Data are expressed as means ± SEM. Statistics were performed with Student's t test, one-way analysis of variance and repeated-measures analysis of variance. A comparison was considered significant at p < 0.05.

Initial studies were performed to determine whether siRNA could knock down p53 expression in cultured FLS. A representative time course and dose response are shown in Figure 1a. The residual expression of p53 protein was about 8 to 10%, 5%, and 1 to 2% for 1, 2.5, and 5 μg of siRNA, respectively, as determined by Western blot analysis. Immunohistochemistry also demonstrated a marked decrease in the percentage of p53-positive cells after siRNA transduction (Figure 1b). The percentage of cells with detectable p53 protein was 75.1 ± 2.9% for scrambled siRNA, 2.8 ± 0.6% for 1 μg of p53 siRNA, and 0.9 ± 0.5% for 5 μg of p53 siRNA.

To confirm that p53 knockdown with siRNA was functionally relevant, the effect on cell proliferation and p21 expression was examined 18. As shown in Figure 2a, growth of FLS was increased by p53 siRNA. Figure 2b shows that siRNA also blocked the expression of p21, which is normally induced by p53. These data indicate that p53 knockdown leads to functional alterations consistent with p53 deficiency.

To determine whether p53 is required for PUMA-induced apoptosis, FLS were transduced with p53 siRNA. After p53 expression reached its minimum 3 days later, cells were transfected with the PUMA cDNA, PUMA-dBH3, or empty plasmid pCEP4. As shown in Figure 3a,b, PUMA-induced apoptosis in scrambled siRNA-transfected cells, as measured by either histone release or cell viability, was similar to that in p53 siRNA-transfected cells. PUMA-dBH3, which lacks the BH3 domain and does not induce apoptosis, had no effect on cell viability. As further evidence of PUMA-mediated apoptosis, caspase-3 activation was also evaluated in p53-deficient FLS. Figure 3c shows that PUMA does not require p53 to engage this pathway.

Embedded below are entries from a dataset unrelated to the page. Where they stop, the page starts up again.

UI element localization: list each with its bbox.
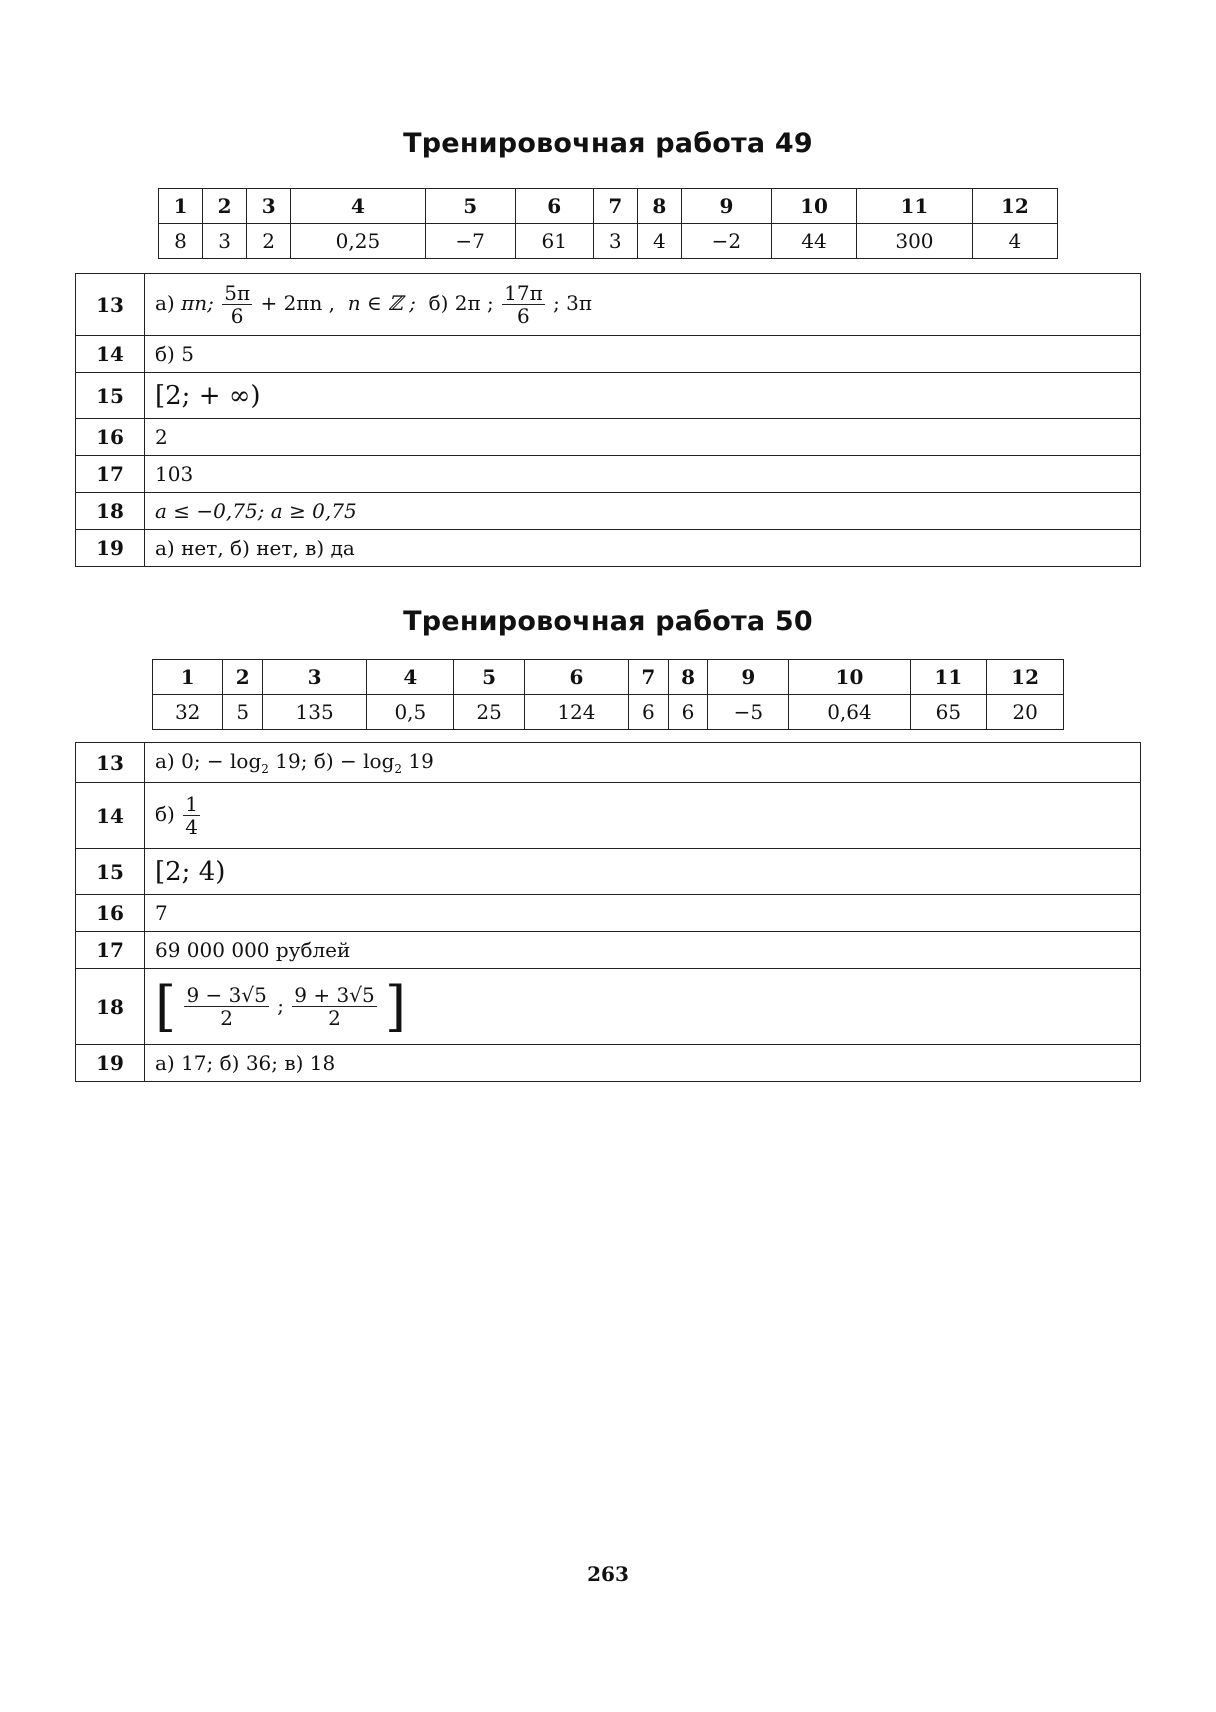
answer-cell: б) 5 [145,336,1141,373]
answer-cell: 300 [857,224,973,259]
answer-cell: 4 [972,224,1057,259]
table-row [76,274,1141,336]
answer-cell: 124 [524,695,628,730]
task-number-cell: 7 [629,660,669,695]
task-number-cell: 2 [203,189,247,224]
table-row [76,932,1141,969]
answer-cell: а) 17; б) 36; в) 18 [145,1045,1141,1082]
task-number-cell: 6 [515,189,593,224]
task-number: 18 [76,493,145,530]
work49-short-answers-table [158,188,1058,259]
answer-cell: 32 [153,695,223,730]
task-number: 15 [76,373,145,419]
answer-cell: 8 [159,224,203,259]
task-number-cell: 12 [987,660,1064,695]
work50-title: Тренировочная работа 50 [403,606,813,637]
task-number-cell: 2 [223,660,263,695]
task-number: 13 [76,743,145,783]
table-row [76,783,1141,849]
answer-cell: [2; + ∞) [145,373,1141,419]
answer-cell: a ≤ −0,75; a ≥ 0,75 [145,493,1141,530]
answer-cell: а) 0; − $\log_2 19$; $б) - \log_2 19$ [145,743,1141,783]
task-number: 19 [76,1045,145,1082]
task-number-cell: 10 [771,189,856,224]
answer-cell: −7 [425,224,515,259]
task-number-cell: 9 [681,189,771,224]
table-row [76,743,1141,783]
task-number-cell: 9 [708,660,789,695]
answer-cell: −2 [681,224,771,259]
answer-cell: 2 [247,224,291,259]
answer-cell: 7 [145,895,1141,932]
table-row [76,1045,1141,1082]
task-number-cell: 4 [367,660,454,695]
answer-cell: 6 [629,695,669,730]
table-row [76,530,1141,567]
task-number: 19 [76,530,145,567]
answer-cell: 20 [987,695,1064,730]
answer-cell: 4 [637,224,681,259]
work50-long-answers-table [75,742,1141,1082]
task-number-cell: 8 [668,660,708,695]
task-number-cell: 5 [425,189,515,224]
table-row [76,493,1141,530]
answer-cell: −5 [708,695,789,730]
table-row [76,336,1141,373]
task-number: 15 [76,849,145,895]
task-number: 13 [76,274,145,336]
answer-cell: 5 [223,695,263,730]
answer-cell: 69 000 000 рублей [145,932,1141,969]
task-number-cell: 11 [910,660,987,695]
task-number: 14 [76,783,145,849]
page-number: 263 [587,1562,629,1586]
work49-long-answers-table [75,273,1141,567]
task-number-cell: 1 [153,660,223,695]
task-number-cell: 1 [159,189,203,224]
answer-cell: 103 [145,456,1141,493]
answer-cell: 135 [263,695,367,730]
answer-cell: [2; 4) [145,849,1141,895]
task-number-cell: 11 [857,189,973,224]
table-row [76,969,1141,1045]
answer-cell: 61 [515,224,593,259]
answer-cell: 44 [771,224,856,259]
answer-cell: 3 [203,224,247,259]
task-number: 16 [76,419,145,456]
answer-cell: [ $\frac{9 - 3√5}{2}$ ; $\frac{9 + 3√5}{2}$ ] [145,969,1141,1045]
task-number: 17 [76,456,145,493]
work50-short-answers-table [152,659,1064,730]
task-number-cell: 7 [593,189,637,224]
answer-cell: 65 [910,695,987,730]
answer-cell: 3 [593,224,637,259]
task-number: 18 [76,969,145,1045]
task-number-cell: 4 [291,189,425,224]
answer-cell: 2 [145,419,1141,456]
task-number-cell: 5 [454,660,524,695]
table-row [76,849,1141,895]
table-row [76,456,1141,493]
task-number: 16 [76,895,145,932]
task-number: 14 [76,336,145,373]
answer-cell: 25 [454,695,524,730]
answer-cell: б) $\frac{1}{4}$ [145,783,1141,849]
task-number-cell: 8 [637,189,681,224]
answer-cell: а) πn; $\frac{5\pi}{6}$ + 2πn , n ∈ ℤ ; б) 2π ; $\frac{17\pi}{6}$ ; 3π [145,274,1141,336]
answer-cell: 0,64 [789,695,910,730]
task-number-cell: 10 [789,660,910,695]
table-row [76,895,1141,932]
answer-cell: а) нет, б) нет, в) да [145,530,1141,567]
answer-cell: 6 [668,695,708,730]
table-row [76,373,1141,419]
task-number: 17 [76,932,145,969]
answer-cell: 0,25 [291,224,425,259]
task-number-cell: 3 [263,660,367,695]
task-number-cell: 3 [247,189,291,224]
task-number-cell: 6 [524,660,628,695]
work49-title: Тренировочная работа 49 [403,128,813,159]
task-number-cell: 12 [972,189,1057,224]
answer-cell: 0,5 [367,695,454,730]
table-row [76,419,1141,456]
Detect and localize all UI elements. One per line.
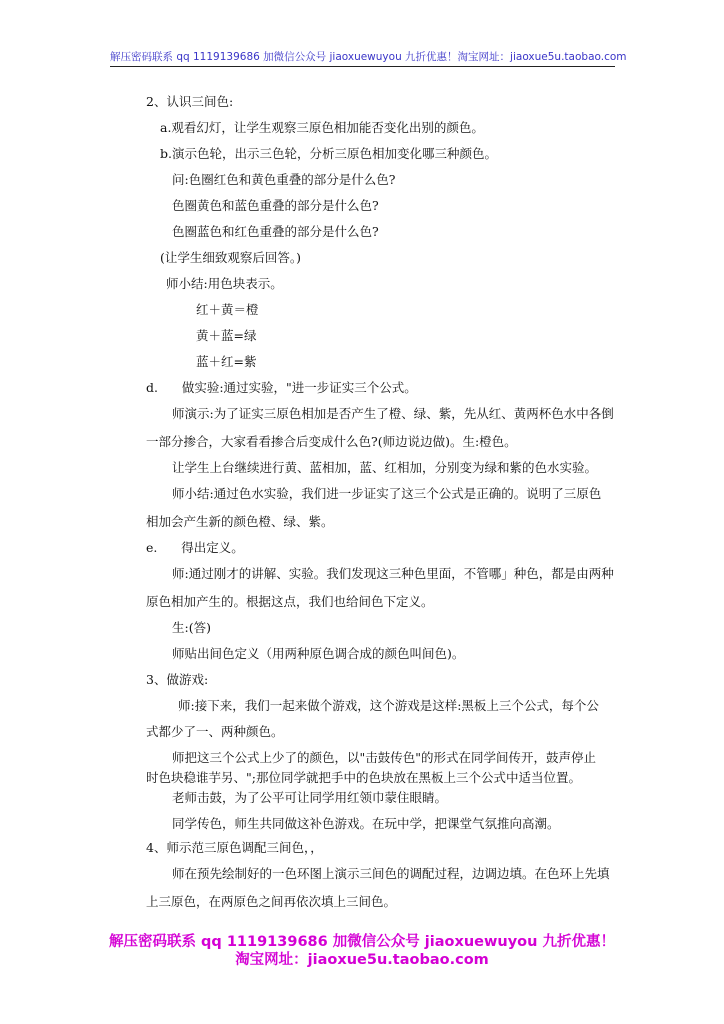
text-line: 3、做游戏: (146, 672, 209, 687)
text-line: 相加会产生新的颜色橙、绿、紫。 (146, 514, 334, 529)
text-line: b.演示色轮，出示三色轮，分析三原色相加变化哪三种颜色。 (160, 146, 497, 161)
text-line: 上三原色，在两原色之间再依次填上三间色。 (146, 894, 397, 909)
text-line: 色圈蓝色和红色重叠的部分是什么色? (172, 224, 379, 239)
text-line: (让学生细致观察后回答。) (160, 250, 302, 265)
text-line: 2、认识三间色: (146, 94, 234, 109)
text-line: 让学生上台继续进行黄、蓝相加，蓝、红相加，分别变为绿和紫的色水实验。 (172, 460, 598, 475)
text-line: 红＋黄＝橙 (196, 302, 259, 317)
text-line: 师:接下来，我们一起来做个游戏，这个游戏是这样:黑板上三个公式，每个公 (178, 698, 599, 713)
text-line: 师小结:用色块表示。 (166, 276, 283, 291)
text-line: 师小结:通过色水实验，我们进一步证实了这三个公式是正确的。说明了三原色 (172, 486, 602, 501)
text-line: 问:色圈红色和黄色重叠的部分是什么色? (172, 172, 396, 187)
text-line: 4、师示范三原色调配三间色，， (146, 840, 323, 855)
text-line: 式都少了一、两种颜色。 (146, 724, 284, 739)
text-line: a.观看幻灯，让学生观察三原色相加能否变化出别的颜色。 (160, 120, 484, 135)
text-line: 师把这三个公式上少了的颜色，以"击鼓传色"的形式在同学间传开，鼓声停止 (172, 750, 597, 765)
text-line: 色圈黄色和蓝色重叠的部分是什么色? (172, 198, 379, 213)
footer-watermark-line1: 解压密码联系 qq 1119139686 加微信公众号 jiaoxuewuyou 九折优惠！ (108, 934, 616, 950)
text-line: 师演示:为了证实三原色相加是否产生了橙、绿、紫，先从红、黄两杯色水中各倒 (172, 406, 614, 421)
text-line: 师贴出间色定义（用两种原色调合成的颜色叫间色)。 (172, 646, 465, 661)
text-line: d. 做实验:通过实验，"进一步证实三个公式。 (146, 380, 417, 395)
text-line: 师在预先绘制好的一色环图上演示三间色的调配过程，边调边填。在色环上先填 (172, 866, 610, 881)
text-line: 一部分掺合，大家看看掺合后变成什么色?(师边说边做)。生:橙色。 (146, 434, 517, 449)
text-line: 师:通过刚才的讲解、实验。我们发现这三种色里面，不管哪」种色，都是由两种 (172, 566, 614, 581)
text-line: 蓝＋红=紫 (196, 354, 257, 369)
text-line: 老师击鼓，为了公平可让同学用红领巾蒙住眼睛。 (172, 790, 448, 805)
text-line: 同学传色，师生共同做这补色游戏。在玩中学，把课堂气氛推向高潮。 (172, 816, 560, 831)
text-line: 时色块稳谁芋另、";那位同学就把手中的色块放在黑板上三个公式中适当位置。 (146, 770, 581, 785)
footer-watermark-line2: 淘宝网址：jiaoxue5u.taobao.com (235, 952, 489, 968)
page-header-watermark: 解压密码联系 qq 1119139686 加微信公众号 jiaoxuewuyou 九折优惠！淘宝网址：jiaoxue5u.taobao.com (110, 50, 615, 67)
text-line: 黄＋蓝=绿 (196, 328, 257, 343)
text-line: 原色相加产生的。根据这点，我们也给间色下定义。 (146, 594, 434, 609)
text-line: 生:(答) (172, 620, 211, 635)
text-line: e. 得出定义。 (146, 540, 244, 555)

Small amounts of residual p53 might contribute to PUMA apoptosis in the siRNA studies, so we repeated the experiments in p53^+/+ and p53^-/- murine synoviocytes. Figure 4a shows that cell viability overall was decreased in the transfected cells. However, the effect of PUMA compared with PUMA-dBH3 or empty vector was the same in p53^+/+ and p53^-/- synoviocytes (Figure 4).

Because some RA synoviocytes could potentially express dominant-negative p53 protein, we determined whether PUMA could induce cell death in the presence of mutant p53. A known dominant-negative gene that was isolated from a patient with RA (R213*) was used for these experiments 14. Sequential transfection of cultured human FLS with R213* and followed with PUMA 2 days later was performed. Figure 5 shows that PUMA effectively induced apoptosis in FLS even in the presence of a dominant-negative p53.